Islamabad a indiqué qu’il était disposé à contribuer à la Force internationale de stabilisation (FIS) à Gaza, approuvée par une résolution récente du Conseil de sécurité de l’ONU (CSNU) négociée par les États-Unis. Cependant, le vice-Premier ministre et ministre des Affaires étrangères, Ishaq Dar, a clairement précisé que le rôle du Pakistan se limiterait au maintien de la paix et non à son imposition.
Lors d’une conférence de presse au ministère des Affaires étrangères, M. Dar a souligné :
« La question du désarmement du Hamas a été soulevée lors d’une réunion à Riyad concernant la solution à deux États. Nous ne sommes pas prêts à cela. Ce n’est pas notre travail, mais celui des forces de l’ordre palestiniennes. Notre rôle est le maintien de la paix, pas l’imposition de la paix. Nous sommes prêts à contribuer à cette force, le Premier ministre l’a annoncé en principe, après consultation avec l’état-major, mais cette décision ne peut être prise tant que le mandat et les termes de référence de la FIS ne seront pas définis. »
Ishaq Dar, vice-Premier ministre et ministre des Affaires étrangères du Pakistan
M. Dar a également révélé que d’autres pays, comme l’Indonésie, avaient exprimé des réserves quant à une éventuelle mission de désarmement.
« D’après les informations dont je dispose, si cela inclut le désarmement du Hamas, même mon homologue indonésien a exprimé de manière informelle ses préoccupations. »
Ishaq Dar, vice-Premier ministre et ministre des Affaires étrangères du Pakistan
La FIS fait partie d’un plan de paix plus large pour Gaza, négocié par les États-Unis et approuvé par le CSNU. Sa mission est d’opérer dans l’enclave palestinienne, mais le Pakistan a insisté sur le fait que sa participation ne comprendrait pas le désarmement du Hamas.
Par ailleurs, M. Dar a abordé les récentes tensions avec l’Afghanistan, révélant qu’une opération militaire potentielle contre Kaboul avait été annulée le mois dernier à la demande du Qatar.

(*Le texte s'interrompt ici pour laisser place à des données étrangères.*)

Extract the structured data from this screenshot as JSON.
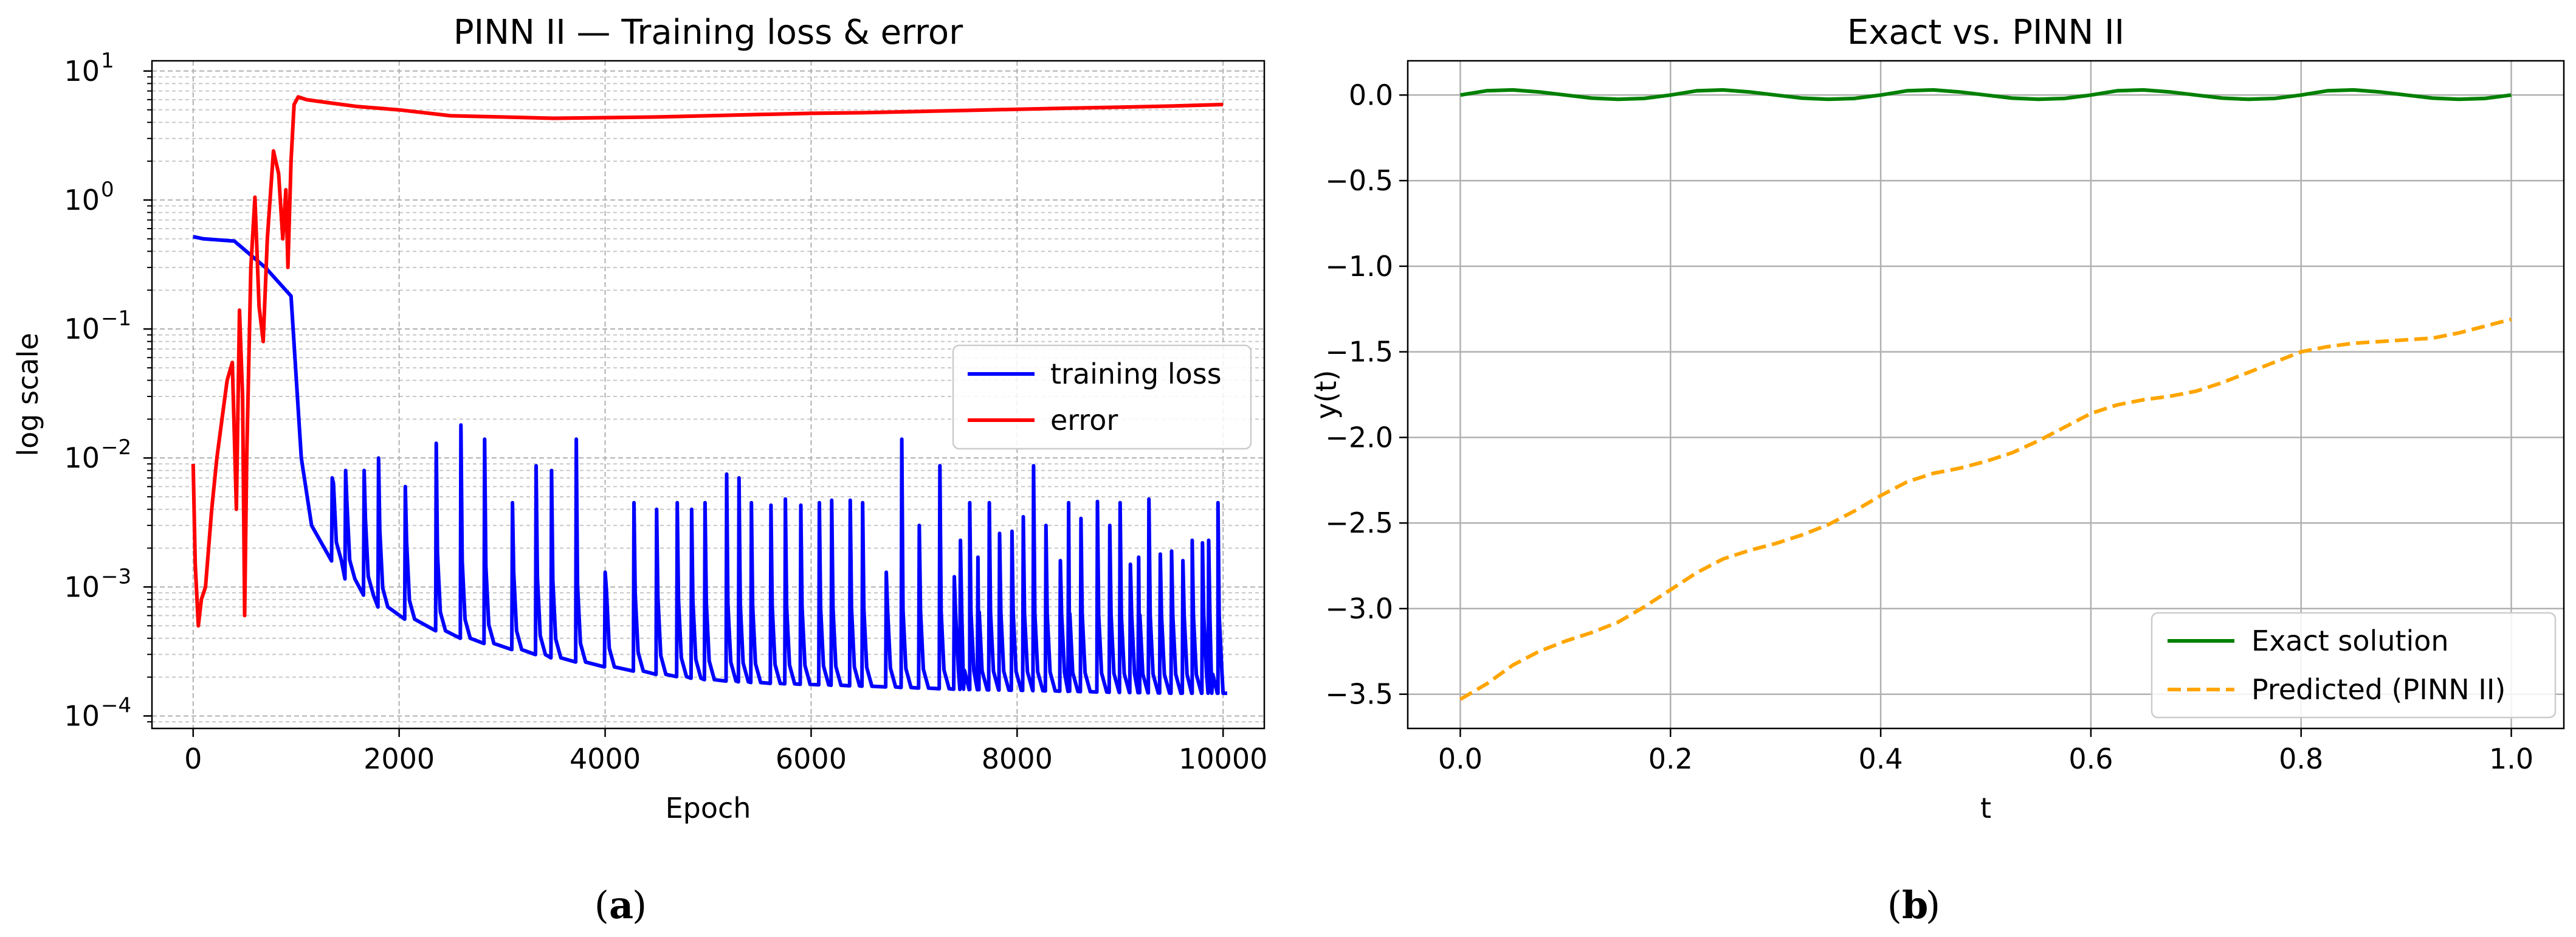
{
  "chart_data": [
    {
      "panel": "a",
      "type": "line",
      "title": "PINN II — Training loss & error",
      "xlabel": "Epoch",
      "ylabel": "log scale",
      "xlim": [
        -400,
        10400
      ],
      "ylim": [
        8e-05,
        12
      ],
      "yscale": "log",
      "xticks": [
        0,
        2000,
        4000,
        6000,
        8000,
        10000
      ],
      "xtick_labels": [
        "0",
        "2000",
        "4000",
        "6000",
        "8000",
        "10000"
      ],
      "yticks": [
        0.0001,
        0.001,
        0.01,
        0.1,
        1,
        10
      ],
      "ytick_labels": [
        "10",
        "10",
        "10",
        "10",
        "10",
        "10"
      ],
      "ytick_exponents": [
        "−4",
        "−3",
        "−2",
        "−1",
        "0",
        "1"
      ],
      "grid": true,
      "legend": "center-right",
      "series": [
        {
          "name": "training loss",
          "color": "#0000ff",
          "baseline": {
            "x": [
              0,
              100,
              400,
              700,
              950,
              1050,
              1150,
              1300,
              1500,
              1800,
              2200,
              2600,
              3000,
              3500,
              4000,
              4500,
              5000,
              5500,
              6000,
              6500,
              7000,
              7500,
              8000,
              8500,
              9000,
              9500,
              10000
            ],
            "y": [
              0.52,
              0.5,
              0.48,
              0.3,
              0.18,
              0.01,
              0.003,
              0.0018,
              0.0011,
              0.0007,
              0.0005,
              0.0004,
              0.00034,
              0.00028,
              0.00024,
              0.00021,
              0.00019,
              0.00018,
              0.000175,
              0.00017,
              0.000165,
              0.00016,
              0.000158,
              0.000155,
              0.000152,
              0.00015,
              0.00015
            ]
          },
          "spikes": {
            "x": [
              1350,
              1480,
              1660,
              1800,
              2060,
              2360,
              2600,
              2830,
              3100,
              3330,
              3480,
              3720,
              4000,
              4280,
              4500,
              4700,
              4840,
              4970,
              5180,
              5300,
              5420,
              5610,
              5750,
              5900,
              6080,
              6200,
              6380,
              6500,
              6730,
              6880,
              7050,
              7250,
              7390,
              7450,
              7540,
              7620,
              7730,
              7830,
              7950,
              8060,
              8160,
              8280,
              8420,
              8500,
              8620,
              8780,
              8900,
              9000,
              9100,
              9180,
              9280,
              9390,
              9500,
              9610,
              9700,
              9800,
              9860,
              9950
            ],
            "y": [
              0.007,
              0.008,
              0.008,
              0.01,
              0.006,
              0.013,
              0.018,
              0.014,
              0.0045,
              0.0087,
              0.008,
              0.014,
              0.0013,
              0.0045,
              0.004,
              0.0045,
              0.004,
              0.0045,
              0.0075,
              0.007,
              0.0045,
              0.0043,
              0.0048,
              0.0043,
              0.0045,
              0.0047,
              0.0047,
              0.0045,
              0.0013,
              0.014,
              0.003,
              0.0087,
              0.0012,
              0.0023,
              0.0045,
              0.0017,
              0.0045,
              0.0026,
              0.0027,
              0.0035,
              0.0087,
              0.003,
              0.0016,
              0.0045,
              0.0034,
              0.0046,
              0.003,
              0.0045,
              0.0015,
              0.0017,
              0.0048,
              0.0018,
              0.0019,
              0.0016,
              0.0023,
              0.0022,
              0.0023,
              0.0045
            ]
          }
        },
        {
          "name": "error",
          "color": "#ff0000",
          "x": [
            0,
            20,
            50,
            80,
            120,
            180,
            230,
            280,
            330,
            380,
            420,
            450,
            480,
            500,
            520,
            560,
            600,
            640,
            680,
            720,
            780,
            830,
            870,
            900,
            920,
            950,
            980,
            1020,
            1100,
            1300,
            1600,
            2000,
            2500,
            3000,
            3500,
            4000,
            4500,
            5000,
            5500,
            6000,
            6500,
            7000,
            7500,
            8000,
            8500,
            9000,
            9500,
            10000
          ],
          "y": [
            0.009,
            0.0015,
            0.0005,
            0.0008,
            0.001,
            0.004,
            0.01,
            0.02,
            0.04,
            0.055,
            0.004,
            0.14,
            0.03,
            0.0006,
            0.01,
            0.3,
            1.05,
            0.15,
            0.08,
            0.5,
            2.4,
            1.6,
            0.5,
            1.2,
            0.3,
            2.0,
            5.5,
            6.3,
            6.0,
            5.7,
            5.3,
            5.0,
            4.5,
            4.4,
            4.3,
            4.35,
            4.4,
            4.5,
            4.6,
            4.7,
            4.75,
            4.85,
            4.95,
            5.05,
            5.15,
            5.25,
            5.35,
            5.5
          ]
        }
      ]
    },
    {
      "panel": "b",
      "type": "line",
      "title": "Exact vs. PINN II",
      "xlabel": "t",
      "ylabel": "y(t)",
      "xlim": [
        -0.05,
        1.05
      ],
      "ylim": [
        -3.7,
        0.2
      ],
      "xticks": [
        0.0,
        0.2,
        0.4,
        0.6,
        0.8,
        1.0
      ],
      "xtick_labels": [
        "0.0",
        "0.2",
        "0.4",
        "0.6",
        "0.8",
        "1.0"
      ],
      "yticks": [
        0.0,
        -0.5,
        -1.0,
        -1.5,
        -2.0,
        -2.5,
        -3.0,
        -3.5
      ],
      "ytick_labels": [
        "0.0",
        "−0.5",
        "−1.0",
        "−1.5",
        "−2.0",
        "−2.5",
        "−3.0",
        "−3.5"
      ],
      "grid": true,
      "legend": "lower-right",
      "series": [
        {
          "name": "Exact solution",
          "color": "#008000",
          "style": "solid",
          "x": [
            0.0,
            0.025,
            0.05,
            0.075,
            0.1,
            0.125,
            0.15,
            0.175,
            0.2,
            0.225,
            0.25,
            0.275,
            0.3,
            0.325,
            0.35,
            0.375,
            0.4,
            0.425,
            0.45,
            0.475,
            0.5,
            0.525,
            0.55,
            0.575,
            0.6,
            0.625,
            0.65,
            0.675,
            0.7,
            0.725,
            0.75,
            0.775,
            0.8,
            0.825,
            0.85,
            0.875,
            0.9,
            0.925,
            0.95,
            0.975,
            1.0
          ],
          "y": [
            0.0,
            0.025,
            0.03,
            0.018,
            0.0,
            -0.018,
            -0.025,
            -0.02,
            0.0,
            0.025,
            0.03,
            0.018,
            0.0,
            -0.018,
            -0.025,
            -0.02,
            0.0,
            0.025,
            0.03,
            0.018,
            0.0,
            -0.018,
            -0.025,
            -0.02,
            0.0,
            0.025,
            0.03,
            0.018,
            0.0,
            -0.018,
            -0.025,
            -0.02,
            0.0,
            0.025,
            0.03,
            0.018,
            0.0,
            -0.018,
            -0.025,
            -0.02,
            0.0
          ]
        },
        {
          "name": "Predicted (PINN II)",
          "color": "#ffa500",
          "style": "dashed",
          "x": [
            0.0,
            0.025,
            0.05,
            0.075,
            0.1,
            0.125,
            0.15,
            0.175,
            0.2,
            0.225,
            0.25,
            0.275,
            0.3,
            0.325,
            0.35,
            0.375,
            0.4,
            0.425,
            0.45,
            0.475,
            0.5,
            0.525,
            0.55,
            0.575,
            0.6,
            0.625,
            0.65,
            0.675,
            0.7,
            0.725,
            0.75,
            0.775,
            0.8,
            0.825,
            0.85,
            0.875,
            0.9,
            0.925,
            0.95,
            0.975,
            1.0
          ],
          "y": [
            -3.53,
            -3.44,
            -3.33,
            -3.25,
            -3.19,
            -3.14,
            -3.08,
            -2.99,
            -2.89,
            -2.79,
            -2.71,
            -2.66,
            -2.62,
            -2.57,
            -2.51,
            -2.43,
            -2.34,
            -2.26,
            -2.21,
            -2.18,
            -2.14,
            -2.09,
            -2.02,
            -1.94,
            -1.86,
            -1.81,
            -1.78,
            -1.76,
            -1.73,
            -1.68,
            -1.62,
            -1.56,
            -1.5,
            -1.47,
            -1.45,
            -1.44,
            -1.43,
            -1.42,
            -1.39,
            -1.35,
            -1.31
          ]
        }
      ]
    }
  ],
  "captions": {
    "a": {
      "open": "(",
      "letter": "a",
      "close": ")"
    },
    "b": {
      "open": "(",
      "letter": "b",
      "close": ")"
    }
  }
}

« Le ministère qatari des Affaires étrangères a appris que nous allions prendre des mesures (contre l’Afghanistan). Le Qatar a ensuite demandé une solution au problème et une médiation, après quoi l’opération qui devait être menée cette nuit-là a été arrêtée. »

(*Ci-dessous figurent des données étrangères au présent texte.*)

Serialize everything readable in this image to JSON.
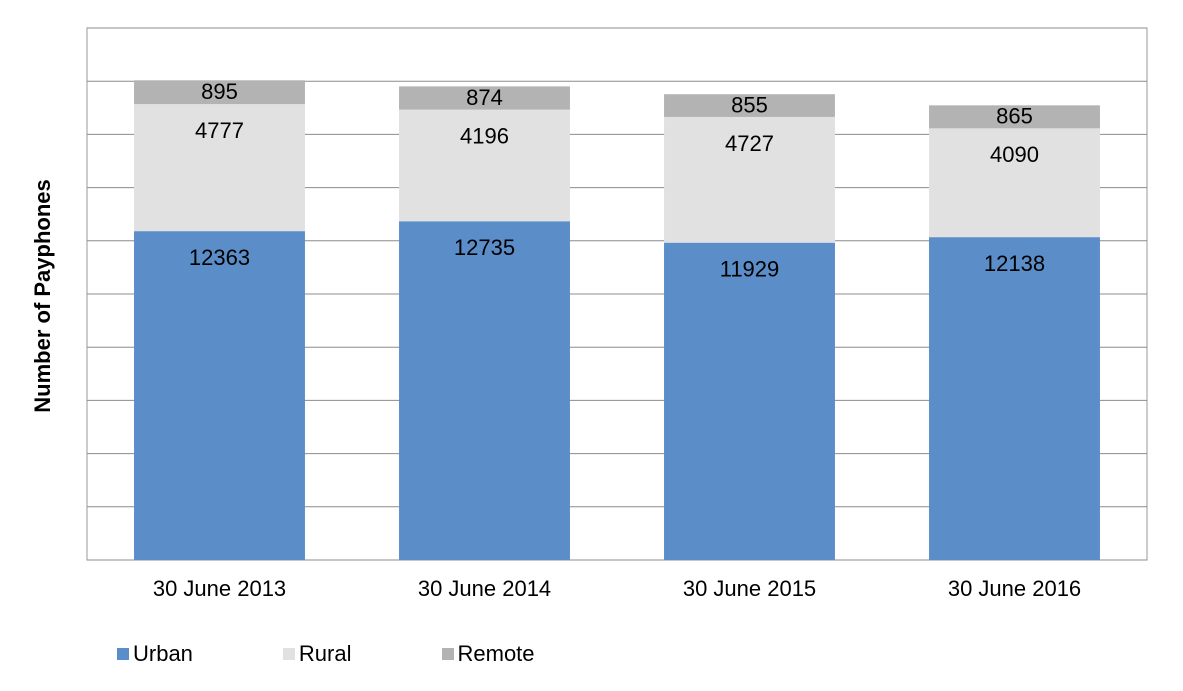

Ishaq Dar, vice-Premier ministre et ministre des Affaires étrangères du Pakistan
La médiation qatarie s’est avérée infructueuse, selon M. Dar.
« Il n’est pas approprié de parler d’un pays ami, mais ils (le Qatar) sont maintenant mécontents d’avoir obtenu une médiation sans qu’aucun résultat ne puisse être atteint. »

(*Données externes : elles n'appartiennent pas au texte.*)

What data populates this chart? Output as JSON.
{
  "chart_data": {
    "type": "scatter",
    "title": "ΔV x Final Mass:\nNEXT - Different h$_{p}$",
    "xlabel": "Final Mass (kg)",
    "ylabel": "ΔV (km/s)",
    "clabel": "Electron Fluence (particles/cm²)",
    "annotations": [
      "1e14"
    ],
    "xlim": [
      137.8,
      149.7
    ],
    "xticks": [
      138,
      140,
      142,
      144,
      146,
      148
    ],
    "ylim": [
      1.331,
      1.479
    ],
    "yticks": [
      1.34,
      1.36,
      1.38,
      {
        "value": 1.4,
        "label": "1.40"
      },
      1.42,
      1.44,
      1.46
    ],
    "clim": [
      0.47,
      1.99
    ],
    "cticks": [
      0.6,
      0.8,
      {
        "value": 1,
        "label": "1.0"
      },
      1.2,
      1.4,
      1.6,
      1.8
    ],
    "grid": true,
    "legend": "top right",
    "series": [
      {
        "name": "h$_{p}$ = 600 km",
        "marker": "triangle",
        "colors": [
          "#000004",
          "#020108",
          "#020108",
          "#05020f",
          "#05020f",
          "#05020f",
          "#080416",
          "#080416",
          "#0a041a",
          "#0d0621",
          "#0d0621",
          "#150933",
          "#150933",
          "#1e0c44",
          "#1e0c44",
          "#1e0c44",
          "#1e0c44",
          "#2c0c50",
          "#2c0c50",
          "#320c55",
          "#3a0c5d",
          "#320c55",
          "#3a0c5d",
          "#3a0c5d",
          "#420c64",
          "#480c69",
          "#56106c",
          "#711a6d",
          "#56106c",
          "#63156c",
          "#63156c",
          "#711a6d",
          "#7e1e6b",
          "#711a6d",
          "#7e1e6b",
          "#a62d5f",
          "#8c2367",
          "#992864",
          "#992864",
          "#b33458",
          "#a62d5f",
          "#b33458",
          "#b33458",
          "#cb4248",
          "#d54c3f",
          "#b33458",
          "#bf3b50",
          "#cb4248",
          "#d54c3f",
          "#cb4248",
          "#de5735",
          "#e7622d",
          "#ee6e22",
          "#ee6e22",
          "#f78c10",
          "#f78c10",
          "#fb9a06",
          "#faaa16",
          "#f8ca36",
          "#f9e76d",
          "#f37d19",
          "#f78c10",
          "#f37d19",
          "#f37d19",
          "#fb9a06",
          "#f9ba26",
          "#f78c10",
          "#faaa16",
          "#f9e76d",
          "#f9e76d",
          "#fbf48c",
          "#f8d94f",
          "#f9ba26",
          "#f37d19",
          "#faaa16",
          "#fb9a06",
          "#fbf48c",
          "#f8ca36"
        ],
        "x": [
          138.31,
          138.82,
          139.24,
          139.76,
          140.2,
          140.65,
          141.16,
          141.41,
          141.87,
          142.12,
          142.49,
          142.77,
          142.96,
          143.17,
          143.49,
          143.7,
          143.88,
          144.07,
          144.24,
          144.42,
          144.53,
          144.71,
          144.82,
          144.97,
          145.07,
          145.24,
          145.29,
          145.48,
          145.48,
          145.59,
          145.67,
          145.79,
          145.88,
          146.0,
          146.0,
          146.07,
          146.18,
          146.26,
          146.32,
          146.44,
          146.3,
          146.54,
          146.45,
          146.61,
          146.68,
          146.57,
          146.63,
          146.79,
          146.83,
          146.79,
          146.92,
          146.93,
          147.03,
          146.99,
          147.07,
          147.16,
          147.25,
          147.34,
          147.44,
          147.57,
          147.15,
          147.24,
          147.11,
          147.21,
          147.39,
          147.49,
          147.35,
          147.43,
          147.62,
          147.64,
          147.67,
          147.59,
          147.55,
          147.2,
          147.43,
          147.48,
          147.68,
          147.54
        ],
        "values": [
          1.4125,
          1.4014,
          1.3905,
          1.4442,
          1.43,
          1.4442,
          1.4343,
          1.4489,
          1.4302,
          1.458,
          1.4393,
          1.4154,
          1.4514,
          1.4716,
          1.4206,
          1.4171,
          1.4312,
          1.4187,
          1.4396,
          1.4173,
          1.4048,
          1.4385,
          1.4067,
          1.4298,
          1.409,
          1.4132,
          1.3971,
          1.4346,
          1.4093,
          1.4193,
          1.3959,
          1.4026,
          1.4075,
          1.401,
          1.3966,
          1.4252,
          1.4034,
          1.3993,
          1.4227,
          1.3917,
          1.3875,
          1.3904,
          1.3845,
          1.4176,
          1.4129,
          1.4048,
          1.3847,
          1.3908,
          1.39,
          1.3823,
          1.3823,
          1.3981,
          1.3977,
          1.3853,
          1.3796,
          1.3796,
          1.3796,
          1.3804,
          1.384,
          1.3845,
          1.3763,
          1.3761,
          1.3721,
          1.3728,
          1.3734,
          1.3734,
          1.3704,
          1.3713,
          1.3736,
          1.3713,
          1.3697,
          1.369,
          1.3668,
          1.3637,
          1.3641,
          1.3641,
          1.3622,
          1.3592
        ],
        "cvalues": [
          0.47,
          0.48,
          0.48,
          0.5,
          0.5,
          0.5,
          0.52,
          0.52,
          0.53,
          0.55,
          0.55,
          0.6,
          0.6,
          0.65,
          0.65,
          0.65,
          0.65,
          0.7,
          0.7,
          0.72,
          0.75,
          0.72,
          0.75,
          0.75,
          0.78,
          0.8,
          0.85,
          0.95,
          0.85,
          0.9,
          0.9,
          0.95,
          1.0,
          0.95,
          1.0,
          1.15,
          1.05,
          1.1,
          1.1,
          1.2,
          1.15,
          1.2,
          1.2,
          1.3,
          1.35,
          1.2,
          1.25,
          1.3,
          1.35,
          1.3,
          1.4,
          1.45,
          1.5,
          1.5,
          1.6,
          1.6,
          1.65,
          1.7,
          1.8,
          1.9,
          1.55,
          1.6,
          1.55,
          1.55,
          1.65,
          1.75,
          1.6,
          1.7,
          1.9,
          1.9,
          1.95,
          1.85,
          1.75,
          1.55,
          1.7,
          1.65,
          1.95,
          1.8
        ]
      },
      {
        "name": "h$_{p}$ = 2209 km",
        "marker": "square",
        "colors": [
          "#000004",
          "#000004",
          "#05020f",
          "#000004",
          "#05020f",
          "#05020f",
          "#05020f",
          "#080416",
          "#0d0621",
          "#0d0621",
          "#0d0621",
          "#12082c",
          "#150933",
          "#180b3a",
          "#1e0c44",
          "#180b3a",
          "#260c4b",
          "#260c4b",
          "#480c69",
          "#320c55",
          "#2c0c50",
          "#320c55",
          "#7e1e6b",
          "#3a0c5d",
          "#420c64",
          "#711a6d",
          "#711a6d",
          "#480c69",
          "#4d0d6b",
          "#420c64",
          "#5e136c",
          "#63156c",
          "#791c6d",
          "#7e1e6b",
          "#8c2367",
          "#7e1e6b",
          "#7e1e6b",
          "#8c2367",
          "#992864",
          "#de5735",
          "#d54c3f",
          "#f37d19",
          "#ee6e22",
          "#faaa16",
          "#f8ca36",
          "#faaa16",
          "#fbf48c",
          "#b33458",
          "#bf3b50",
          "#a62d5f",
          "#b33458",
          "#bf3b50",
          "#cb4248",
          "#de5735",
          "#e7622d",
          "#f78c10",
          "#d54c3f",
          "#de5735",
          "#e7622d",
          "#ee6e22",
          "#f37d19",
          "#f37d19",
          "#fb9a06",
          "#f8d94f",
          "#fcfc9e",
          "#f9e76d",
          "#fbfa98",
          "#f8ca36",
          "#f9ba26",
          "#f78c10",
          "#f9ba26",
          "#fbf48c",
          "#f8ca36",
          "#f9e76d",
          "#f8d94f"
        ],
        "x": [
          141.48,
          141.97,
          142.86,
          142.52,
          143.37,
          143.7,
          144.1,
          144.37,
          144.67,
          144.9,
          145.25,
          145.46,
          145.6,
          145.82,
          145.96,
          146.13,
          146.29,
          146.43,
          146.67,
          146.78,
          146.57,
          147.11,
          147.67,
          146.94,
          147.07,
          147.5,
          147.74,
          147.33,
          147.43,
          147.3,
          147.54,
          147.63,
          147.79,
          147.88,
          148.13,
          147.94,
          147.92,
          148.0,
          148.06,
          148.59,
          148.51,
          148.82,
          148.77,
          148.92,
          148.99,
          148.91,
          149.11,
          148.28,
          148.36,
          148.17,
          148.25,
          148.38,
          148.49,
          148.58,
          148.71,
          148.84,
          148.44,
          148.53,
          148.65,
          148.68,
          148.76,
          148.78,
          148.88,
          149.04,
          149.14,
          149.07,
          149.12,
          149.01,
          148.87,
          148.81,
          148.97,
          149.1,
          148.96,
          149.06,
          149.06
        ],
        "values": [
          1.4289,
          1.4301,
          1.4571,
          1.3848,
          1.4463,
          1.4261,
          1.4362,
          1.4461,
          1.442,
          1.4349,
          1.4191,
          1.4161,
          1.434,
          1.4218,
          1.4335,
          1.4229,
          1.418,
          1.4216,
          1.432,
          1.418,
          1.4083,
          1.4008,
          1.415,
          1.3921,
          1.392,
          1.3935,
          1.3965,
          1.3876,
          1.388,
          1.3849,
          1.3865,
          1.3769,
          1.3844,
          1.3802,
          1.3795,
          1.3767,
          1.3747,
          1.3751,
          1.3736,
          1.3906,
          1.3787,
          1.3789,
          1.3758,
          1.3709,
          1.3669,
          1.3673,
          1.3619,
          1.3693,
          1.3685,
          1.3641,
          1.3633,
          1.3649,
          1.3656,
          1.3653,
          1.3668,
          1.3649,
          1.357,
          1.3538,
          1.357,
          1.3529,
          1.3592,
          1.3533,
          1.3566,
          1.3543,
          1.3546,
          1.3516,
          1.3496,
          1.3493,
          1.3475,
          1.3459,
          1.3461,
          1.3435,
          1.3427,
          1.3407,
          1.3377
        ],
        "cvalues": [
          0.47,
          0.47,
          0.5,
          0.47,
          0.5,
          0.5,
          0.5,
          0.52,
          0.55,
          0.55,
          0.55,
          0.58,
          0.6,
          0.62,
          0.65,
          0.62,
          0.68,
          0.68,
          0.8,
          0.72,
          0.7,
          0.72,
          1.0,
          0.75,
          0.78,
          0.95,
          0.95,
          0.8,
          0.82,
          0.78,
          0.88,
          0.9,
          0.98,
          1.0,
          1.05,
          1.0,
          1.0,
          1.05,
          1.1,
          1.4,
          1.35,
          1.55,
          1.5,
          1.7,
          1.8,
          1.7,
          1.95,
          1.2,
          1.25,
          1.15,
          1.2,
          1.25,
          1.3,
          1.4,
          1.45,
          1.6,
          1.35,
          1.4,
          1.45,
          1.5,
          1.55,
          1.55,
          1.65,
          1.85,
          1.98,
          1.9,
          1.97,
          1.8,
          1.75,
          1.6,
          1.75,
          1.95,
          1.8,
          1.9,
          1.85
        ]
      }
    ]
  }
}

Ishaq Dar, vice-Premier ministre et ministre des Affaires étrangères du Pakistan
Le ministre pakistanais a appelé les talibans afghans à reconsidérer leur politique, soulignant le coût humain du militantisme.
« Les talibans afghans vont devoir reconsidérer leur politique depuis qu’ils sont au pouvoir. Nous ne voulons rien d’eux, nous sommes prêts à tout, mais depuis que leur gouvernement est au pouvoir, 4 000 de nos officiers et soldats ont été tués et plus de 20 000 blessés. Alors, comment dire ‘fermons les yeux (sur l’Afghanistan)’ ? »
Ishaq Dar, vice-Premier ministre et ministre des Affaires étrangères du Pakistan
M. Dar a conclu en affirmant que le Pakistan disposait des moyens de faire face aux problèmes de militantisme émanant d’Afghanistan.